City and rail leaders now say it will take at least another year to award the contract under a new procurement, and it’s not clear whether the FTA will continue to withhold funding until it sees that contract.
If it does, HART and the city could face the same crisis of a funding lapse this time next year.
“FTA is currently evaluating recent developments related to the Honolulu Rail Project, including the cancelation of the public private partnership procurement,” the agency said in an emailed statement Tuesday. Its “goal is to ensure that taxpayer dollars are used as intended, and that the project is delivered as agreed upon by the project sponsor under the Full Funding Grant Agreement (FFGA).”
Furthermore, HART and the city will have to come up with a new financial plan for rail and the city.
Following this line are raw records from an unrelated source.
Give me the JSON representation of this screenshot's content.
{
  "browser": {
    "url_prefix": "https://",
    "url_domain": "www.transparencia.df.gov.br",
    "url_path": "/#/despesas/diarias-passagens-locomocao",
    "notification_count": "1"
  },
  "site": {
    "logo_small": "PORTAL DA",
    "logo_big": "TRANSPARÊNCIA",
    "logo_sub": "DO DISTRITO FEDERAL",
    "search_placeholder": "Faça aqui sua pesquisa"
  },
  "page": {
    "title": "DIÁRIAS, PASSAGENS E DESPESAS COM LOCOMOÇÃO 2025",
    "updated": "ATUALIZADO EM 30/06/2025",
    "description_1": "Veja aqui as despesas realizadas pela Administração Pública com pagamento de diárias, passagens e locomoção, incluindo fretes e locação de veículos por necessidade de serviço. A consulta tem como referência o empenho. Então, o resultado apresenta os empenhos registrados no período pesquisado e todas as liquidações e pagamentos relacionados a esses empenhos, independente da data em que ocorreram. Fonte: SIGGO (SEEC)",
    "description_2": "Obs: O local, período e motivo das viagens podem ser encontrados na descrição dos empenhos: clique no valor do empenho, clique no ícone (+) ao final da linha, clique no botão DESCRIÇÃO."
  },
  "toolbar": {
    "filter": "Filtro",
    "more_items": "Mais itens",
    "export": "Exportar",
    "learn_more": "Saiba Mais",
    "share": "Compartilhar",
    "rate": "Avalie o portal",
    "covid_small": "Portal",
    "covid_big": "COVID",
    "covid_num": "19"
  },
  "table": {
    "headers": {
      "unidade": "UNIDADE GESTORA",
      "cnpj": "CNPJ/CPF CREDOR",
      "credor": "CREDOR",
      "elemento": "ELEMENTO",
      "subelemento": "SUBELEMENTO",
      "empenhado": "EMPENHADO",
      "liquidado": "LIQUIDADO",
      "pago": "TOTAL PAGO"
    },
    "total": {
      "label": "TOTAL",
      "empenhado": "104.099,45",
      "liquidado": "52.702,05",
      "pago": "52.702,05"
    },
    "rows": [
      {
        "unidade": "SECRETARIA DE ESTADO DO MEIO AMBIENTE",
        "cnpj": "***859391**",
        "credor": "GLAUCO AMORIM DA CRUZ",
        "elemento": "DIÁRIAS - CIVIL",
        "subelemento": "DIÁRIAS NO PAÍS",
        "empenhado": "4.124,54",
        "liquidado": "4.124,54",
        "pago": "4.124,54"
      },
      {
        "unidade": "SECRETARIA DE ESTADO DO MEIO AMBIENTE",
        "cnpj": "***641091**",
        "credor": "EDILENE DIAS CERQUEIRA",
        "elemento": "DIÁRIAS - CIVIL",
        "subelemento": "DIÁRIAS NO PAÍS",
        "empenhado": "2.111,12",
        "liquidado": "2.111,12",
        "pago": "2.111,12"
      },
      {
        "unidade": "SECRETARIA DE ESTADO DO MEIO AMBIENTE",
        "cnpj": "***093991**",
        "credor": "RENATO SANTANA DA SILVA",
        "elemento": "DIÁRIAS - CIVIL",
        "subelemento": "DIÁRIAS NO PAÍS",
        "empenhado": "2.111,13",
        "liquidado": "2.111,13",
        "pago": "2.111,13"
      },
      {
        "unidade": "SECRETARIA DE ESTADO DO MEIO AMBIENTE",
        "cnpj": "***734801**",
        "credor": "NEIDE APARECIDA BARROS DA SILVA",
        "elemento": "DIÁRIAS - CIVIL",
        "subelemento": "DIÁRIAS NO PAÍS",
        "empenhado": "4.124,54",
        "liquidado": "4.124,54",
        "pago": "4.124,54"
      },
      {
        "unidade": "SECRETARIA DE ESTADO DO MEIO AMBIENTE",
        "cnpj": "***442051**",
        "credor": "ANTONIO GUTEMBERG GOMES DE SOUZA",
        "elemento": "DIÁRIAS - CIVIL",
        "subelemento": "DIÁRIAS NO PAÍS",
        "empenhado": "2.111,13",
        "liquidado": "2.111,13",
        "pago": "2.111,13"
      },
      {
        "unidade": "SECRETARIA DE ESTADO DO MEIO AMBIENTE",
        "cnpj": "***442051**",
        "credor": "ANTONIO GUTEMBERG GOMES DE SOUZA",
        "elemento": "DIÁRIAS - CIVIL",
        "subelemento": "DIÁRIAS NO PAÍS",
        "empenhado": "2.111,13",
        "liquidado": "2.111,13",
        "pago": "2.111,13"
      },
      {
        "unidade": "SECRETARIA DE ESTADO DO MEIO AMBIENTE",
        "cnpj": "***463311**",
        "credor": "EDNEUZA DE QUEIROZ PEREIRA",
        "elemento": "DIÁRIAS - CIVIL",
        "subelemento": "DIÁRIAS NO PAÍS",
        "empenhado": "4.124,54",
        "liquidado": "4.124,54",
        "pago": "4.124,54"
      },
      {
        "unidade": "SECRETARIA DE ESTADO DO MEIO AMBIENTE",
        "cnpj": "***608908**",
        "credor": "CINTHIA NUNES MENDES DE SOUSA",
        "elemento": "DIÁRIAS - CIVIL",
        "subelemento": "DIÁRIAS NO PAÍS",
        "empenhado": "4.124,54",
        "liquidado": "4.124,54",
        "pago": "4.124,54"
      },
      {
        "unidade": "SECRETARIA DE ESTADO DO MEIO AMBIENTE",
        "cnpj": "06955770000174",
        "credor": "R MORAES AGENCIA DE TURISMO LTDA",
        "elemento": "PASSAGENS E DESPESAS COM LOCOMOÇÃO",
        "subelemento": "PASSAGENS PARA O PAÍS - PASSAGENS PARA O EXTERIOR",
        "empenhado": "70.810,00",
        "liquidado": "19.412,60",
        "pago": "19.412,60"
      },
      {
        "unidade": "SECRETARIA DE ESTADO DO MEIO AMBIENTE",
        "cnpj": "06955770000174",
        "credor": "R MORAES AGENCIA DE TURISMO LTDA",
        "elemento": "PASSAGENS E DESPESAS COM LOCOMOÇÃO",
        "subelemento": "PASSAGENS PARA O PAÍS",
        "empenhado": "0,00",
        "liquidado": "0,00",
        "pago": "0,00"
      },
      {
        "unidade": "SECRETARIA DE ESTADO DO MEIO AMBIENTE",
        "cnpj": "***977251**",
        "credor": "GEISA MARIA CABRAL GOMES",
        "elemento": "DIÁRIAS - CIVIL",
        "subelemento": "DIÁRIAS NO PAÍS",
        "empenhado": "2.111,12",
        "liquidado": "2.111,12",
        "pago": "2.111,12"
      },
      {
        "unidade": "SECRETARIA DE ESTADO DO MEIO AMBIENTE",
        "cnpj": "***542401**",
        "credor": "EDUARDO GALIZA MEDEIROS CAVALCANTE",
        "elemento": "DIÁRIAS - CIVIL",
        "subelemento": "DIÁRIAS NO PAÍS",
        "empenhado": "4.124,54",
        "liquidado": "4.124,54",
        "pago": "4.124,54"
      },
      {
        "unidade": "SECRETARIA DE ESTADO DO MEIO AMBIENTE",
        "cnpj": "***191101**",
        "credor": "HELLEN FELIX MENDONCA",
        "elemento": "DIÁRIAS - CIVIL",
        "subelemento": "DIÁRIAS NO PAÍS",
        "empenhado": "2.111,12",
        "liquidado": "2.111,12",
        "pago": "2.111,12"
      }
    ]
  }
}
The project will need new funding sources to help close its rapidly widening budget gap in order to make it all the way to Ala Moana.
Nonetheless, project officials say they’re grateful for the added year and the FTA’s continued patience. “This will provide the rail project some needed breathing room while HART and the City look for additional sources of funds to complete the construction of the rail system,” said HART Executive Director Andrew Robbins.
Robbins’ contract with the agency expires Dec. 31, and the HART board opted not to renew it.